Igual si la señal es baja recuerda que estas cargando con R7 al oscilador en el 74hc04 recuerda que tienes más etapas en el 74hc04 que bien puedes poner  una más en serie y las otras en paralelo, para tener mayor nivel de señal.
Tal cual comenta Anthony 123 a la salida tendrías que usar un filtro muy bien calculado recuerda que estás trabajando con señales de onda cuadradas y estas son muy ricas en armónicos lo que puede producir lecturas erróneas en tu medidor ya que este no sabe discriminar si tiene que responder a la frecuencia de 13.56 MHz, 27.12 MHz, 40,68 MHz u otras puedes llegar a tener armónicos hasta por encima de los 400 MHz y más.
Mejor te recomiendo un oscilador con transistores con salida de onda senoidal y para el medidor de los parámetros de la antena te dejo este archivo que a muchos les puede caer bien es un analizador de antenas muy fácil y fiable es una copia similar de una versión comercial / militar.
Yo tengo uno y anda 10 puntos.

Osilador a cristal : http://www.cx2ua.com.uy/probador_cristales.html

Saludos Homebrew


----------



## blasata (May 21, 2012)

Hola! las cosas están así:

el circuito que veis en el post, el del 74hc10 que os dije, todavía no lo he llegado a probar porque me faltan unos conectores muy raros SO239 macho para enganchar con el medidor de ROE y a la antena.
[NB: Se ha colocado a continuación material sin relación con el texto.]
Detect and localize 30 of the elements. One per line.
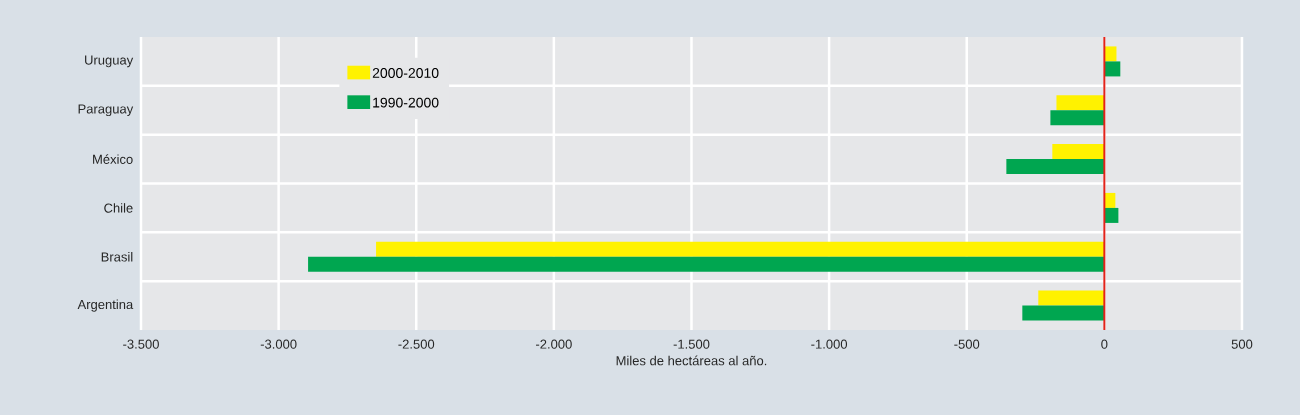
x-tick-label: -1.000 — [811, 339, 848, 349]
bar — [1038, 290, 1105, 306]
bar — [1104, 46, 1117, 62]
legend-label: 2000-2010 — [372, 68, 439, 78]
y-tick-label: Brasil — [101, 251, 133, 262]
x-tick-label: -500 — [954, 339, 980, 349]
x-tick-label: -1.500 — [673, 339, 710, 349]
bar — [1104, 192, 1116, 208]
y-tick-label: México — [93, 154, 133, 164]
x-tick-label: -2.500 — [398, 339, 435, 349]
bar — [1104, 61, 1121, 77]
x-tick-label: -2.000 — [536, 339, 572, 349]
bar — [308, 256, 1105, 272]
x-tick-label: -3.000 — [260, 339, 297, 349]
bar — [1050, 110, 1105, 126]
y-tick-label: Chile — [104, 203, 133, 213]
bar — [1104, 207, 1119, 223]
x-tick-label: -3.500 — [123, 339, 159, 349]
y-tick-label: Argentina — [77, 299, 134, 312]
y-tick-label: Uruguay — [85, 55, 134, 68]
bar — [1056, 95, 1105, 111]
legend-label: 1990-2000 — [373, 97, 439, 108]
x-axis-title: Miles de hectáreas al año. — [616, 355, 767, 366]
bar — [1022, 305, 1105, 321]
y-tick-label: Paraguay — [78, 104, 134, 117]
x-tick-label: 0 — [1101, 339, 1108, 349]
bar — [376, 241, 1105, 257]
x-tick-label: 500 — [1231, 339, 1253, 349]
bar — [1052, 144, 1105, 160]
bar — [1006, 159, 1105, 175]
Aparte, como me hablasteis de posibles armónicos raros a la salida del oscilador, he investigado más y me busqué un osciloscopio digital que un colega me dejó usar en su facultad, y vi (aunque la señal no fuese del todo senoidal viendola en el dominio del tiempo) que la transformada de fourier tenía sólo un pico bastante ajustado a 13.56MHz y ninguno más..puede ser que me sirva no?

No puedo enviar aún MP


----------